Olenicoff’s using her own experiences at Olenicoff & Zinser, which she started this year with an old colleague.
“I want to help other people deal with the issues I had to deal with,” she said.
She still is close to the Olenicoffs and often spends time with sister-in-law Natalia Olenicoff.
Olenicoff said she’s on a mission to make it on her own as she has her whole life.
In 1997, she and friends started Project Pears, a nonprofit that paired companies with high schools to sponsor SAT programs for students.
She went on to study law at USC and went to work as an associate lawyer at Westwood-based Troop Meisinger Steuber & Pasich LLP.
Olenicoff said she enjoyed practicing law but missed the creativity and challenges that come with starting a business.
She started a natural bath and body products company, 310, shortly after she began working at Troop Meisinger. 310 made lotions, face masks, hair products and other items with natural ingredients in East Los Angeles and sold to boutiques including Fred Segal.
While running 310, Olenicoff came up with the idea to make fabric, adhesive pads for absorbing under arm sweat in 2000.
Olenicoff tapped a local factory to make prototypes of her Garment Guard pads and started cold calling retail buyers.
She left Troop Meisinger to focus on 310 and Garment Guard and did legal work on the side.
In 2004, she sold 310 to a Northern California couple and switched her sole focus to Garment Guard.
These days, products from Olenicoff’s Pond company are sold through Nordstrom Inc. and Drugstore.com Inc., among other retailers.
All of her products are made in America and stored at Pond’s 1,500-square-foot headquarters, where they’re packed and shipped off to stores by contract carriers.

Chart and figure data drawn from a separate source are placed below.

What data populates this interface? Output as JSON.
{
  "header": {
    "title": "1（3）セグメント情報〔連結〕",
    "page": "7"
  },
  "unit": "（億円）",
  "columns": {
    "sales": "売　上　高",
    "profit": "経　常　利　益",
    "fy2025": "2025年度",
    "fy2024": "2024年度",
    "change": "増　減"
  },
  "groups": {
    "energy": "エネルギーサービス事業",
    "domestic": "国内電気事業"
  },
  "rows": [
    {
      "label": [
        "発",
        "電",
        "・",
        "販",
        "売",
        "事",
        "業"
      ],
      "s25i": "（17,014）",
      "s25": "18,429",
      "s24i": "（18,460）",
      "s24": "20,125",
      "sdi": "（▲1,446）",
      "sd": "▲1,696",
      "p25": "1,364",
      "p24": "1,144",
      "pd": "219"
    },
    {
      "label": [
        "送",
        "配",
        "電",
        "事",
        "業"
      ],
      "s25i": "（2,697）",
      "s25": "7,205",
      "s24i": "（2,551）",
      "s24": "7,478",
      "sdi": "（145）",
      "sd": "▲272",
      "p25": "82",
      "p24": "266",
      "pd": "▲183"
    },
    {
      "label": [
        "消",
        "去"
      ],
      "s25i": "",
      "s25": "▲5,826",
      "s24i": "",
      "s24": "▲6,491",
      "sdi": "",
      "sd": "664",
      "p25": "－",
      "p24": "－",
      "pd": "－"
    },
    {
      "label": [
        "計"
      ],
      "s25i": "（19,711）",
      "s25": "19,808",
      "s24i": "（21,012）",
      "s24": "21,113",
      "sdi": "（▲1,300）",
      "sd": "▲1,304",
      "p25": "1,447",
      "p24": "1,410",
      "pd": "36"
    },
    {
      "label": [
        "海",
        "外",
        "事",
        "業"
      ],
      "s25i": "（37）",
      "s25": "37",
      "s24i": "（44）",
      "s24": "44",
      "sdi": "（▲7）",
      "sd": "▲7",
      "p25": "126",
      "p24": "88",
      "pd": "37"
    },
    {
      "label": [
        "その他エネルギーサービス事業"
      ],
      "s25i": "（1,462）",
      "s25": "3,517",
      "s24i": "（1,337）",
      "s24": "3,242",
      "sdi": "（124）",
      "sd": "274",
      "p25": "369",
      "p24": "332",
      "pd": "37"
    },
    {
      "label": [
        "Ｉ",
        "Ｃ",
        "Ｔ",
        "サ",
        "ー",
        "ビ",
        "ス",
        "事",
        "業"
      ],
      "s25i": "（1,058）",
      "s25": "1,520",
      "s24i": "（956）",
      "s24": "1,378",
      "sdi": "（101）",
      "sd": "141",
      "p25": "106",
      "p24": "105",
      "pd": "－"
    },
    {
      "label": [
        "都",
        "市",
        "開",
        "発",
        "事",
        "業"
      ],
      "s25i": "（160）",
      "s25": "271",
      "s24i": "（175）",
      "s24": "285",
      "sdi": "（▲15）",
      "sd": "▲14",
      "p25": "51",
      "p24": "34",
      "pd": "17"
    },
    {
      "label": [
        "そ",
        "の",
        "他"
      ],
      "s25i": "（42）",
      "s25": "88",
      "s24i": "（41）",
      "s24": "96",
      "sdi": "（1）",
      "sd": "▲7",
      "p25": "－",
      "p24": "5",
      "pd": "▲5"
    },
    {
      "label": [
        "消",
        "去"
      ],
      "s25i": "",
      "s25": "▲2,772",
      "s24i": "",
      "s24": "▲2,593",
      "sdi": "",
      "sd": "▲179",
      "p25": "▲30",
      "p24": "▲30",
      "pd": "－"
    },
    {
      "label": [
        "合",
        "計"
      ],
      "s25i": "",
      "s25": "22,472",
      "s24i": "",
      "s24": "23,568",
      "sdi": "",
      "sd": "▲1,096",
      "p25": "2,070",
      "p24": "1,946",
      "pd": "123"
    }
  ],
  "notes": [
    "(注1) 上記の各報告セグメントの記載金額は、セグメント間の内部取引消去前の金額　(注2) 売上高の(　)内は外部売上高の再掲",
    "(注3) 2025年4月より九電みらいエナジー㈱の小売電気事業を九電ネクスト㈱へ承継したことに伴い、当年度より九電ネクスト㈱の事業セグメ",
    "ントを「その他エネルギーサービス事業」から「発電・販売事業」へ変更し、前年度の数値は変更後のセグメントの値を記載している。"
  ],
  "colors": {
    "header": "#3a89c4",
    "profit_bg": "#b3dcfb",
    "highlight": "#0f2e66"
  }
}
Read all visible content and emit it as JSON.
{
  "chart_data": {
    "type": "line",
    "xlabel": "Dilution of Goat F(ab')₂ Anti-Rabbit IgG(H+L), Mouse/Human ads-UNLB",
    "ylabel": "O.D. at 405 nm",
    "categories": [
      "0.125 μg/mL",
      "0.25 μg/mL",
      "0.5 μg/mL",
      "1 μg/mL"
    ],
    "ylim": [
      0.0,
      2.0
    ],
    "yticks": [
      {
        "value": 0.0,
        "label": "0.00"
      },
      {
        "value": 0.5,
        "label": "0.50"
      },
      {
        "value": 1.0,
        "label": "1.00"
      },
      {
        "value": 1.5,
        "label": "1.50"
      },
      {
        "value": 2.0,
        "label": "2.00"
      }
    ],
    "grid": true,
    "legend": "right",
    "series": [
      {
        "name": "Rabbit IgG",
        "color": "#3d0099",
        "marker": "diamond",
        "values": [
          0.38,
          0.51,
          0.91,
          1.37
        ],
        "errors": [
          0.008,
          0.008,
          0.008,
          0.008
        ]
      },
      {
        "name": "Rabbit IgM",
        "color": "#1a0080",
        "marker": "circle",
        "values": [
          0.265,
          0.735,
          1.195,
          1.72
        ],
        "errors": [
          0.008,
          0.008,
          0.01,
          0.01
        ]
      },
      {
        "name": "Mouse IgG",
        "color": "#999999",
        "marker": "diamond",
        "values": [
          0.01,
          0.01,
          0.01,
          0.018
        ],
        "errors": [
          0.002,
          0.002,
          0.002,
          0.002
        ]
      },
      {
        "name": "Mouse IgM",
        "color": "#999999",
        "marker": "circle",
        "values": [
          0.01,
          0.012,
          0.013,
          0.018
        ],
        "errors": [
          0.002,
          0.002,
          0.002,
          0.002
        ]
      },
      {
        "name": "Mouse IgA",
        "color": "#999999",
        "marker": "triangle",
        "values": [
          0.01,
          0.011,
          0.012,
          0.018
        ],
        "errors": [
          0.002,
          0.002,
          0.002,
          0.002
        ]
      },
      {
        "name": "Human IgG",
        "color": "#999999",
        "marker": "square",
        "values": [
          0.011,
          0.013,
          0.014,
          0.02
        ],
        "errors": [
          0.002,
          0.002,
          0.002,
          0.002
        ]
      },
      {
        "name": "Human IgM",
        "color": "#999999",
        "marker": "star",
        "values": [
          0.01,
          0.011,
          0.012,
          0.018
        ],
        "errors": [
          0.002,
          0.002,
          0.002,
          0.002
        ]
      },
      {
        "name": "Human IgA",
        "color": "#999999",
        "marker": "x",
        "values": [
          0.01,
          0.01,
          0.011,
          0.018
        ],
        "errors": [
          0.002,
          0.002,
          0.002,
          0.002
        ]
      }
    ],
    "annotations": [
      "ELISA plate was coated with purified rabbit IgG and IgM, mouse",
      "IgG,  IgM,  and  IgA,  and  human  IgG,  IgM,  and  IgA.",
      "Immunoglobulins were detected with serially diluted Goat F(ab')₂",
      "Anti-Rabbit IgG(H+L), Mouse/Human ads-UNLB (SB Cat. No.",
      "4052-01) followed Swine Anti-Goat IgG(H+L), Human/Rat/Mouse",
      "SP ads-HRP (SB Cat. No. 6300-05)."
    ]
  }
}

The company could tap manufacturers overseas to make its products cheaper but opts to keep production local because it’s faster and there’s more quality control, she said.
Video Resumes
Future Resume.com LLC is looking to reach $3 million in sales this year with Web sites that allow job seekers to spruce up their resumes with short videos and let companies hold online videoconferences.
Futureresume.com lets people make free online profiles where they can upload resumes, cover letters and a short video they record themselves or have Future Resume produce at its 1,600-square-foot office.
The site also allows companies to create profiles where they can post job listings and upload corporate videos.
The company’s greenjobinterview.com site allows businesses to hold videoconferences with up to 16 parties.
Businesses pay a minimum of $50 for half-hour video conferencing sessions. Future Resume also provides Webcams with microphones for those that don’t own video conferencing equipment.
Brothers Theo and Greg Rokos came up with the idea to start Future Resume last year.
Greg Rokos has worked in the recruiting business for 17 years running Rokos Group, a Newport Beach-based executive search firm. Theo Rokos developed sales teams for three large companies.
Both said they came to understand the hiring needs of employers and job seekers.
Many companies spend a lot of money on the interview process from airfare to hotel stays for potential candidates, they said.
“The Web sites can help employers save money and time,” Greg Rokos said.
The Rokos have self-financed the business and are mum on how much they had to invest.
Future Resume has 11 employees and could have to hire more workers to handle sales, Theo Rokos said.